Les vacances à Libreville: l’été de ceux qui n’ont pas les moyens de leurs envies

La Baie des Rois à Libreville.

La Baie des Rois à Libreville.

Le 13/08/2025 à 11h32

VidéoLa capitale du Gabon dispose de deux pôles d’attraction, destinations privilégiées pendant les grandes vacances. Certains préfèrent faire connaissance des fauves au parc animalier alors que d’autres optent pour le front de mer et sa Baie des Rois. Entre les deux, il y a l’été de ceux qui n’ont pas les moyens de leurs envies.

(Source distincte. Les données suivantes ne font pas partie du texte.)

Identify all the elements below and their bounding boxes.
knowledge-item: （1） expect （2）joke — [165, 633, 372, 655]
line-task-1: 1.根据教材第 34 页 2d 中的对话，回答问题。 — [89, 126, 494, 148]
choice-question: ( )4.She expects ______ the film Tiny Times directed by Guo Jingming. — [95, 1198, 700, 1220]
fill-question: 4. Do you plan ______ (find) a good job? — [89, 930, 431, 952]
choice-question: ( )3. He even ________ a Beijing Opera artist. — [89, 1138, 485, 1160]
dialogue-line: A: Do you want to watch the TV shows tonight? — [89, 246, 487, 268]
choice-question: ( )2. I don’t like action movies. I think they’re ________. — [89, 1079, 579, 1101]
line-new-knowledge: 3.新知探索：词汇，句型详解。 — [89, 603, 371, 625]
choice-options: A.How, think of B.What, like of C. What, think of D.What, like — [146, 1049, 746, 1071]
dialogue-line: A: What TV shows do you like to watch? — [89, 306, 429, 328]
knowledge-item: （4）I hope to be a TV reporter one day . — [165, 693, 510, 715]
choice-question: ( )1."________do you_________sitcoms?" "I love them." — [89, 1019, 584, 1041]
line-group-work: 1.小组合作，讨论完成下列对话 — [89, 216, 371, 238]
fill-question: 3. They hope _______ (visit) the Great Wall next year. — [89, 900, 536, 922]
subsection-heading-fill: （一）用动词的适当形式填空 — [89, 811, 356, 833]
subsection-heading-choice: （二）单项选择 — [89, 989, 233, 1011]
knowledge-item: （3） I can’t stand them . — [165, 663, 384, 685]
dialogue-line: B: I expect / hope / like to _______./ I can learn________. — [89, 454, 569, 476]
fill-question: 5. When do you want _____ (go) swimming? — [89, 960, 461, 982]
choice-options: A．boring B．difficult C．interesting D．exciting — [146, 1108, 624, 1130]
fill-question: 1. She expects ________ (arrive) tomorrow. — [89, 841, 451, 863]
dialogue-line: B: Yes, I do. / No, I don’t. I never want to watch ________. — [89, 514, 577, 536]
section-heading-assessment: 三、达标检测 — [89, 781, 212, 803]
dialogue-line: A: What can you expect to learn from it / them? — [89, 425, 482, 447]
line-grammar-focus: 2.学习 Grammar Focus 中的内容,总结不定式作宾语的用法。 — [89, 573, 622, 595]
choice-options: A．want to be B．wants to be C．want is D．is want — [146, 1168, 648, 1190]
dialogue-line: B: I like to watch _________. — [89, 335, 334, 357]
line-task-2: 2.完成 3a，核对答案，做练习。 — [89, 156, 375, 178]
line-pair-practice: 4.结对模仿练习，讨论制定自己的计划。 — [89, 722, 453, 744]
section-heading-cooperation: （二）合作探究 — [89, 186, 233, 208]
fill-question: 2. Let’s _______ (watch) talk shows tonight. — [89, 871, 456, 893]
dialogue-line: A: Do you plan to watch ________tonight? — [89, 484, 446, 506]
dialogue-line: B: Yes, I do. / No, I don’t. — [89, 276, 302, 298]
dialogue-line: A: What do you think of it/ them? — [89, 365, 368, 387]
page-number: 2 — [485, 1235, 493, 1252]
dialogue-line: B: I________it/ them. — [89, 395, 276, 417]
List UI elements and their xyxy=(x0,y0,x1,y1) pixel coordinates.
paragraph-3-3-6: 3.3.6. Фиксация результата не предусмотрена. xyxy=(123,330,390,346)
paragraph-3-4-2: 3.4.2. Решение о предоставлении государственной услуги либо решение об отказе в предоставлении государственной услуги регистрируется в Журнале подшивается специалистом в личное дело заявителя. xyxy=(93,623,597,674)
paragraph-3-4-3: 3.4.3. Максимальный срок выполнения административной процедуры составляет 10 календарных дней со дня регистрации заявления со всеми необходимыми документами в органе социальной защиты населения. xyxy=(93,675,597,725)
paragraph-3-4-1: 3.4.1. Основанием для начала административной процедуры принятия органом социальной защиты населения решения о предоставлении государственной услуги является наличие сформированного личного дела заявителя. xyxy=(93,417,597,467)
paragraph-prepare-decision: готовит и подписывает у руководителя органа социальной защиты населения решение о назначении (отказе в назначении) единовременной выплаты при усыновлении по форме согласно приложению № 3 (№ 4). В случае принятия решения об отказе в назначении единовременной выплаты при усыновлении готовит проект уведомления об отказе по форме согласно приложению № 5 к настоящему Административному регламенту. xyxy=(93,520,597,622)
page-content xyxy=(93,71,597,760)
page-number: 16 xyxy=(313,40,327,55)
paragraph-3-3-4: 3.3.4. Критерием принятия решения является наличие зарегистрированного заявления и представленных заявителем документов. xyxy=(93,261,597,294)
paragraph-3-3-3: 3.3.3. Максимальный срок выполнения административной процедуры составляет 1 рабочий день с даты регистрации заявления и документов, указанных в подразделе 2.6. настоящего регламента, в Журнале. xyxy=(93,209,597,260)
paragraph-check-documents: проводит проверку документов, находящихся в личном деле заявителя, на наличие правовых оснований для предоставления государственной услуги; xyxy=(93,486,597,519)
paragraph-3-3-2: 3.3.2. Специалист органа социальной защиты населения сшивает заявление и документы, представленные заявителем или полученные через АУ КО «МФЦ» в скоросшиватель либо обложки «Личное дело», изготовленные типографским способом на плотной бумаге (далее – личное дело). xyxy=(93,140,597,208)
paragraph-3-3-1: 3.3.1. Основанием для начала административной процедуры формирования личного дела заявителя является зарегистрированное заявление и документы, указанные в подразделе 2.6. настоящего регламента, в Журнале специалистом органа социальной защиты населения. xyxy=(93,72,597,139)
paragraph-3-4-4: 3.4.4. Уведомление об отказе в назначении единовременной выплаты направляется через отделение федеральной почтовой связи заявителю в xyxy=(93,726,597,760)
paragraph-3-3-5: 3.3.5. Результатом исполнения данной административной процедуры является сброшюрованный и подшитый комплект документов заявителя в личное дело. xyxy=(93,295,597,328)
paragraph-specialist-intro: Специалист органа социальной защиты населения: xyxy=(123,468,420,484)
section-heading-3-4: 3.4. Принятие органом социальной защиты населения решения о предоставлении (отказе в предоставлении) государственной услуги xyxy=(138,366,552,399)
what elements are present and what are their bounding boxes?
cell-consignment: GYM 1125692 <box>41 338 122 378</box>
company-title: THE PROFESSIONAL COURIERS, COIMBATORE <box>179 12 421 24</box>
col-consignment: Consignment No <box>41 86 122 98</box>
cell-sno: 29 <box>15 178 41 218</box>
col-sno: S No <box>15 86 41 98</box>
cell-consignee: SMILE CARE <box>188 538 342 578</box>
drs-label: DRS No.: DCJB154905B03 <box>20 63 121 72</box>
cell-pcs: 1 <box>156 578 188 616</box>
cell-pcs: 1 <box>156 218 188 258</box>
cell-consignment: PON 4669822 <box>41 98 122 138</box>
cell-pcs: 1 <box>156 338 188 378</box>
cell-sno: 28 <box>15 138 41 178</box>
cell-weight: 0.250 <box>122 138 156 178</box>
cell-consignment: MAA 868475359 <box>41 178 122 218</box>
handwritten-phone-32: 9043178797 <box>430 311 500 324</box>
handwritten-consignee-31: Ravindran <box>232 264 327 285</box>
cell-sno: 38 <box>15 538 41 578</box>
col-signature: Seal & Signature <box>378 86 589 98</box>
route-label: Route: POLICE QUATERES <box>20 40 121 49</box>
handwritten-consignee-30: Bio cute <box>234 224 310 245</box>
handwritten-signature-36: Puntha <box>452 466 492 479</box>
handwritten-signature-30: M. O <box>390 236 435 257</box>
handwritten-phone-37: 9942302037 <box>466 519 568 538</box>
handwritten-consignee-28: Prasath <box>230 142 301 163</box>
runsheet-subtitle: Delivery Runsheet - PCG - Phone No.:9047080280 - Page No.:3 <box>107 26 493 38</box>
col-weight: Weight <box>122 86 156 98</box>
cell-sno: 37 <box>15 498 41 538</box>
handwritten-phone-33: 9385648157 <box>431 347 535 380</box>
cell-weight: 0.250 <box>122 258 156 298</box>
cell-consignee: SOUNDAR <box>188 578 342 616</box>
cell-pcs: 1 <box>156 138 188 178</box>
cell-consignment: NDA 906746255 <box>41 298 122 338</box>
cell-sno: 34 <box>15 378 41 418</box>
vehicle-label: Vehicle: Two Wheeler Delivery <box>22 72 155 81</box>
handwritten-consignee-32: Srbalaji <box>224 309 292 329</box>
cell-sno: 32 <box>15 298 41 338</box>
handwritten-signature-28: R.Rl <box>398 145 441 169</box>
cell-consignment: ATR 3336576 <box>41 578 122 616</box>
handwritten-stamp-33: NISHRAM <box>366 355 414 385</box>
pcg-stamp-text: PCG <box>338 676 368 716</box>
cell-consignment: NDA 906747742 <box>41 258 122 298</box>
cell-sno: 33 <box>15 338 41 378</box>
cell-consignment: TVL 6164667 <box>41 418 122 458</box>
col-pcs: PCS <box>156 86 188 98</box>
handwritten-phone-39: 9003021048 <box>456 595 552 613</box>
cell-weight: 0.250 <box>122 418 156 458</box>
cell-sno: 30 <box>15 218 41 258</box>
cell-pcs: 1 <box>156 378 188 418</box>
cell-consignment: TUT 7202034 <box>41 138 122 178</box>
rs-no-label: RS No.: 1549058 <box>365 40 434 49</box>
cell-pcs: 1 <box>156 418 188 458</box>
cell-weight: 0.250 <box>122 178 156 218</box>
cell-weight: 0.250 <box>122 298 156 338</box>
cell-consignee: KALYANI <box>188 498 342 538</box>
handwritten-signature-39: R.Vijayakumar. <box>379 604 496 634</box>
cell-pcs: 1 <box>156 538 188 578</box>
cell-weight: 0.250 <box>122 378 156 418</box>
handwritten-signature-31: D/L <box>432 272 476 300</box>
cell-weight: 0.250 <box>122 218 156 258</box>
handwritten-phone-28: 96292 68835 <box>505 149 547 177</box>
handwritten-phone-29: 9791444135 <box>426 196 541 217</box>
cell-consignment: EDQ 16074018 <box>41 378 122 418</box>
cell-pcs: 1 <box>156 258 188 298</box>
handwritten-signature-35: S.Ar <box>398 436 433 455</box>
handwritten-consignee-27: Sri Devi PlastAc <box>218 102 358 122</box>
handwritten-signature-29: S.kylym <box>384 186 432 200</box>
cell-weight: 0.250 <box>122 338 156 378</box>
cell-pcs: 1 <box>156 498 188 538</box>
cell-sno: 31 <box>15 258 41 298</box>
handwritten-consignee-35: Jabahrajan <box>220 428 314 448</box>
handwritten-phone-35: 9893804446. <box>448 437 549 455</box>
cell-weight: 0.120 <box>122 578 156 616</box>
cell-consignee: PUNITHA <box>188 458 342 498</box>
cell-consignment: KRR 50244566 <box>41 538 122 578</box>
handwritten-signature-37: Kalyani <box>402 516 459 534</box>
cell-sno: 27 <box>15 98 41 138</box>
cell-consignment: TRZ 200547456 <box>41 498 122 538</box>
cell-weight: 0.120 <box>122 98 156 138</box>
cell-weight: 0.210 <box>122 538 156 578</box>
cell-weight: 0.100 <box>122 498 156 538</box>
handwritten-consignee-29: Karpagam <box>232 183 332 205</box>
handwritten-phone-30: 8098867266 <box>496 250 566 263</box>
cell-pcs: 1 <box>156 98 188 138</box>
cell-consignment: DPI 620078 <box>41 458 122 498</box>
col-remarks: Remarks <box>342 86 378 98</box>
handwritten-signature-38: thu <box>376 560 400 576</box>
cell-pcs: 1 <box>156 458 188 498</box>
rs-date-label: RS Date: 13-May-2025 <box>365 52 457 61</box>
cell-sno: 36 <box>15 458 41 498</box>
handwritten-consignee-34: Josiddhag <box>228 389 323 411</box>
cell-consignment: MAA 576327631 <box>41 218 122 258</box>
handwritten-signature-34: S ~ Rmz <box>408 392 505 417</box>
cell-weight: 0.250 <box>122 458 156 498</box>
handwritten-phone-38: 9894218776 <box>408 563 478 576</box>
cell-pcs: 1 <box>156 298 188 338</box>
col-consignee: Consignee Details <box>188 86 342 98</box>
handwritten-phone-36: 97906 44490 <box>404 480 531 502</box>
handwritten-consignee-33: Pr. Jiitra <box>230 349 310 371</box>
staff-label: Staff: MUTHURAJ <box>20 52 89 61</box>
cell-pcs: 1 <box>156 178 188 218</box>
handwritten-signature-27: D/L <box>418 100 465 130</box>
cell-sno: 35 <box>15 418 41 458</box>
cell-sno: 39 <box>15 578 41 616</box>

Sous un soleil accablant, Daniella Assoumou et ses enfants franchissent les portes du Parc animalier de Libreville, ancien domaine privé présidentiel reconverti en espace public en 2025. Pour seulement 3.000 FCFA la visite familiale, ils découvrent lions, tigres et panthères, une première pour beaucoup. «C’est merveilleux de voir ces animaux qu’on ne voyait pas avant, mais je dois avouer que le tigre me fait peur», confie l’étudiante.

Baie des Rois: l’évasion à deux vitesses

À quelques kilomètres de là, l’effervescence règne à la Baie des Rois, autre pôle attractif de la capitale. Darel Loumba, originaire du Haut-Ogooué, y a conduit sa famille: «Pour occuper les enfants, on organise des matchs de de football... et on les amène ici !».

Le site séduit avec ses courses de buggy à 2.000 FCFA ou ses après-midi de plage. Mais l’enthousiasme est tempéré par les prix: Hendrix Otando, venu de Port-Gentil, s’indigne: «Une canette de jus à 2.000 FCFA? C’est excessif!» Un paradoxe pour ce lieu censé offrir des loisirs accessibles .

La sédentarité forcée: l’envers du décor

Derrière ces moments de liesse se cache une réalité plus âpre. Darelle Assengone, étudiante du Woleu-Ntem, une des provinces du pays, s’est retrouvée bloquée à Libreville et la raison est toute simple. «Les études de mes sœurs au Maroc et la préparation du bac, me coûte trop cher et ne me laisse pas la possibilité de voyager». Moulendou Nguema, cadre administratif, est également privé de loisirs: «pas d’épargne, pas de congés. Je reste à Libreville».

Ces témoignages illustrent les difficultés qu’éprouvent beaucoup de familles au budget serré, dans une ville où les loisirs abordables manquent cruellement .

Initiatives locales: pallier le vide des infrastructures

Face au désengagement de l’État, les colonies de vacances ont disparu mais des initiatives voient le jour. Le club Académie Flèche organise des entraînements de foot pour occuper les jeunes. «On les met à l’abri des vices», explique son fondateur, Junior Malala. Si la Baie des Rois et le parc animalier offrent des échappatoires, leur modèle mixte (partenariat public-privé) peine à concilier qualité et accessibilité, laissant de côté les plus modestes.

Libreville vacancière dessine deux visages. D’un côté, le parc animalier et la Baie des Rois symbolisent une renaissance des loisirs, attirant sédentaires et familles recomposées autour d’expériences inédites.

De l’autre, ils révèlent les fractures d’une société où la sédentarité est souvent subie. Alors que des enfants courent devant les enclos des lions ou jouent sur le sable de la Baie des Rois, il est urgent de démocratiser l’accès au divertissement, pour que ces «vacances sur place» ne soient plus un pis-aller, mais un véritable choix.